Diante
de um possível cenário de demissões, prevendo até mesmo consequências
políticas negativas, o governador Robinso Faria (PSD) declarou que, de
forma algum vai demitir servidores. “Eu sou totalmente contra demitir
um servidor concursado, que tem um direito consagrado, assegurado. Ele
vai ser demitido por conta das más gestões do passado? Eu não vou fazer
isso. Vamos ter que encontrar outros caminhos para não penalizar o
servidor. Ele não pode pagar essa conta. Jamais farei isso. Não fui
eleito para isso”, apontou o governador.
O
Projeto de Lei Complementar (PLP) 257, que trata da renegociação da
dívida dos estados e que deve ser votado pela Câmara Federal até agosto,
´prevê até demissões de servidores concursados diante da mudança de
cálculos da Lei de Responsabilidade Fiscal (LRF). Ontem (25), o tema foi
discutido em reunião na Procuradoria Geral de Justiça entre
representantes dos poderes Executivo, Legislativo e Judiciário no Rio
Grande do Norte e parte da bancada federal potiguiar.
Robinson
disse que o estado já tem uma das folhas mais enxutas do país, com
pouco mais de 1300 comissionados -“menos que os outros poderes” – e que
teria que parar, com as novas regras. “Nós não temos mais o que enxugar.

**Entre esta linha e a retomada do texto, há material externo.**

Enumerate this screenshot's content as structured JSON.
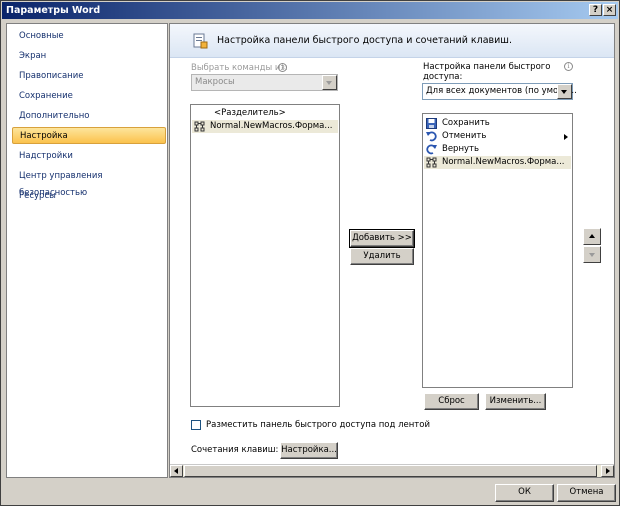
{
  "window": {
    "title": "Параметры Word",
    "help_glyph": "?",
    "close_glyph": "×"
  },
  "sidebar": {
    "items": [
      {
        "label": "Основные"
      },
      {
        "label": "Экран"
      },
      {
        "label": "Правописание"
      },
      {
        "label": "Сохранение"
      },
      {
        "label": "Дополнительно"
      },
      {
        "label": "Настройка",
        "active": true
      },
      {
        "label": "Надстройки"
      },
      {
        "label": "Центр управления безопасностью"
      },
      {
        "label": "Ресурсы"
      }
    ]
  },
  "header": {
    "title": "Настройка панели быстрого доступа и сочетаний клавиш."
  },
  "left": {
    "choose_label": "Выбрать команды из:",
    "choose_value": "Макросы",
    "items": [
      {
        "label": "<Разделитель>",
        "icon": "none"
      },
      {
        "label": "Normal.NewMacros.Форма...",
        "icon": "macro-icon",
        "selected": true
      }
    ]
  },
  "right": {
    "config_label_line1": "Настройка панели быстрого",
    "config_label_line2": "доступа:",
    "config_value": "Для всех документов (по умолч...",
    "items": [
      {
        "label": "Сохранить",
        "icon": "save-icon"
      },
      {
        "label": "Отменить",
        "icon": "undo-icon",
        "submenu": true
      },
      {
        "label": "Вернуть",
        "icon": "redo-icon"
      },
      {
        "label": "Normal.NewMacros.Форма...",
        "icon": "macro-icon",
        "selected": true
      }
    ],
    "reset_label": "Сброс",
    "modify_label": "Изменить..."
  },
  "middle": {
    "add_label": "Добавить >>",
    "remove_label": "Удалить"
  },
  "bottom": {
    "checkbox_label": "Разместить панель быстрого доступа под лентой",
    "checkbox_checked": false,
    "shortcuts_label": "Сочетания клавиш:",
    "shortcuts_button": "Настройка..."
  },
  "footer": {
    "ok_label": "ОК",
    "cancel_label": "Отмена"
  },
  "info_glyph": "i"
}
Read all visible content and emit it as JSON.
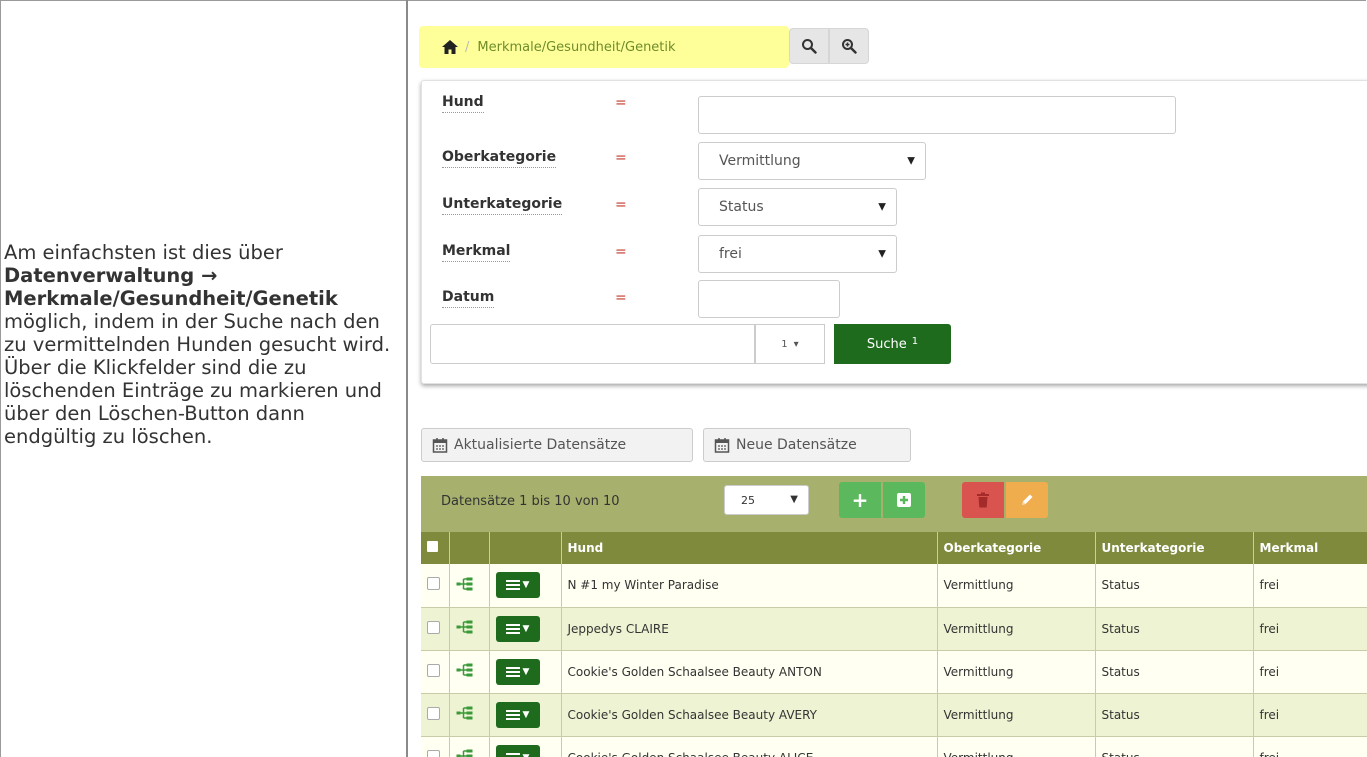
{
  "description": {
    "intro": "Am einfachsten ist dies über",
    "path": "Datenverwaltung → Merkmale/Gesundheit/Genetik",
    "rest": "möglich, indem in der Suche nach den zu vermittelnden Hunden gesucht wird. Über die Klickfelder sind die zu löschenden Einträge zu markieren und über den Löschen-Button dann endgültig zu löschen."
  },
  "breadcrumb": {
    "separator": "/",
    "title": "Merkmale/Gesundheit/Genetik"
  },
  "filters": [
    {
      "label": "Hund",
      "op": "=",
      "value": ""
    },
    {
      "label": "Oberkategorie",
      "op": "=",
      "value": "Vermittlung"
    },
    {
      "label": "Unterkategorie",
      "op": "=",
      "value": "Status"
    },
    {
      "label": "Merkmal",
      "op": "=",
      "value": "frei"
    },
    {
      "label": "Datum",
      "op": "=",
      "value": ""
    }
  ],
  "search": {
    "count": "1",
    "button_label": "Suche",
    "button_badge": "1"
  },
  "toolbar": {
    "updated_label": "Aktualisierte Datensätze",
    "new_label": "Neue Datensätze"
  },
  "grid": {
    "info": "Datensätze 1 bis 10 von 10",
    "page_size": "25",
    "columns": [
      "Hund",
      "Oberkategorie",
      "Unterkategorie",
      "Merkmal"
    ],
    "rows": [
      {
        "hund": "N #1 my Winter Paradise",
        "ober": "Vermittlung",
        "unter": "Status",
        "merkmal": "frei"
      },
      {
        "hund": "Jeppedys CLAIRE",
        "ober": "Vermittlung",
        "unter": "Status",
        "merkmal": "frei"
      },
      {
        "hund": "Cookie's Golden Schaalsee Beauty ANTON",
        "ober": "Vermittlung",
        "unter": "Status",
        "merkmal": "frei"
      },
      {
        "hund": "Cookie's Golden Schaalsee Beauty AVERY",
        "ober": "Vermittlung",
        "unter": "Status",
        "merkmal": "frei"
      },
      {
        "hund": "Cookie's Golden Schaalsee Beauty ALICE",
        "ober": "Vermittlung",
        "unter": "Status",
        "merkmal": "frei"
      }
    ]
  },
  "colors": {
    "breadcrumb_bg": "#ffff99",
    "primary_green": "#1e6b1e",
    "add_green": "#5cb85c",
    "danger_red": "#d9534f",
    "edit_orange": "#f0ad4e",
    "grid_header": "#7f8a3d",
    "grid_bar": "#a7b16d"
  },
  "icons": [
    "home-icon",
    "search-icon",
    "zoom-in-icon",
    "calendar-icon",
    "plus-icon",
    "plus-square-icon",
    "trash-icon",
    "pencil-icon",
    "sitemap-icon",
    "menu-icon"
  ]
}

Nós já pagamos mal o servidor, porque, senão, estoura o limite. Está
criado um impasse nessa lei”, aponta.
DEPUTADOS FEDERAIS PROMETEM AJUDAR A EVITAR PROBLEMA
Parte
dos deputados federais presentes ao encontro assumiu um “mea-culpa” por
ter se abstido ou votado a favor da urgência do PLP 257 na Câmara
Federal. Beto Rosado, do PP, disse que seguiu orientação partidária
quando votou pela urgência, sem atentar para o problema que causaria aos
estados. Apesar disso, considera que é possível reverter a situação.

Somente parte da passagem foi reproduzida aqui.